• en

House of Reps Launches Probe into Lagos-Calabar Coastal Highway Contract Procurement Process

Afenifere has criticised the FG’s reluctance to reconsider 700km Lagos-Calabar coastal highway project, citing environmental and economic concerns.

Nigeria’s House of Representatives has ordered an investigation into the procurement process and the award of contract for the Lagos-Calabar Coastal Highway.

But a pan-Yoruba socio-political group, Afenifere, has advised the federal government to urgently retreat and review its move in continuing the 700 km Lagos-Calabar Coastal highway.

The decision of the House to launch the probe was sequel to adoption of a motion moved at the plenary by Hon. Dr.

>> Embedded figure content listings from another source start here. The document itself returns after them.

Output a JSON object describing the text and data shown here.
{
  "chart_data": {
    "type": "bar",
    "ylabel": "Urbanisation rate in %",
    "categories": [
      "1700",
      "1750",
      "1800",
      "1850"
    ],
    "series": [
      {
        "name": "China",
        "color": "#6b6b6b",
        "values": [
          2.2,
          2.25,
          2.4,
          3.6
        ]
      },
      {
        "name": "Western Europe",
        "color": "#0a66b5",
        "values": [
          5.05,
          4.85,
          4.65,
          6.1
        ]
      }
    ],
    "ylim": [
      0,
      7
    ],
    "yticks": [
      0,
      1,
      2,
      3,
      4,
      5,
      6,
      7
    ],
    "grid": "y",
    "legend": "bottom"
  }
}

Austin Achado, on Thursday.

Moving the motion, the lawmaker said the Ministry of Works, executed an Engineering Procurement Construction and Finance (EPC+F) contract, in favour of Hitech Construction Company Nigeria Limited, for the delivery of the 700km Lagos-Calabar Coastal Road and Rail Project.

Estimated at the rate of N4.329 billion per kilometer, he said project is designed to use reinforced concrete technology for a carriage width of 59.7metres, to include 10 lanes, shoulders and rail with additional designs of service ducts , street lights, drainages and shore protection 

Achado noted that the project with the prospect of providing easy access for movement of goods and services across the nation, has a financing structure, as announced by the Minister of Works, Dave Umahi, which requires the federal government to provide 15 to 30 percent co-financing.

He noted that the private sector counterpart would provide the balance, and to toll the road when completed for a minimum period of 15 years, to ensure full recovery of all debts and equity applied for the delivery of the project 

He, however, said the procurement strategy adopted by the Ministry of Works for the award of the contract violated the Infrastructure Concession and Regulatory Commission Act 2005.

He said Section 4 of the Act outlined that all approved infrastructure projects and contracts for Financing, Construction and Maintenance must be advertised for Open Competitive Public Bid, in at least three National dailies.

He added that Section 5 of the Act further clarifies that any direct negotiations with only one contractor could be allowed, only after exhausting the provisions of Section 4.

The House, therefore, called Umahi, Minister of Finance and the Attorney-General of the Federation and Minister of Justice to ensure that all guarantees and credit enhancement instruments for the Lagos-Calabar Coastal Road Project were sent to the National Assembly for approval.

It also resolved to set up an Ad-Hoc Committee to investigate the procurement process of the contract for the Lagos-Calabar Coastal Highway project and report to the House within four weeks.

But Afenifere, in a statement by its Publicity Secretary, Justice Faloye, expressed displeasure as to why government seemed adamant over several calls by some Nigerians to reexamine the socioeconomic and Environmental Impact Assessment effects of the project on the grappling economy. 

“Afenifere is saddened that despite numerous complaints and objections, the federal government has refused to listen and review the 700 km Lagos-Calabar Coastal highway, but instead is rushing headlong into the project. 

“The $13 billion Lagos project is not only environmentally and economically destructive, but irrationally replaces the 1400km $12 billion Lagos-Calabar railway project along East-West Road, adjudged to be the single most important economic empowering infrastructural development project in Southern Nigeria in over a hundred years, commissioned by both the Jonathan (2014) and Buhari (2021) governments.

“The Lagos-Calabar Coastal Highway project must be re-examined, for not only breaching competitive tendering stipulations, but for also contravening the ENVIRONMENTAL IMPACT ASSESSMENT ACT, as stipulated in EIA Decree No. 86 of 1992, which places the project type in Category 1 and affecting the natural environment, making an ESIA report mandatory before commencement. 

“The 2021 Environmental Assessment Procedures and Charges would have taken six months from May 29th when this administration came to power to secure a genuine approval report, involving series of stakeholder’s meetings, multiple visits and studies of the environment to be impacted by the highway. The project, in essence, will affect the natural fauna, the coastal mangrove swamps that serve as natural barriers against tidal waves.”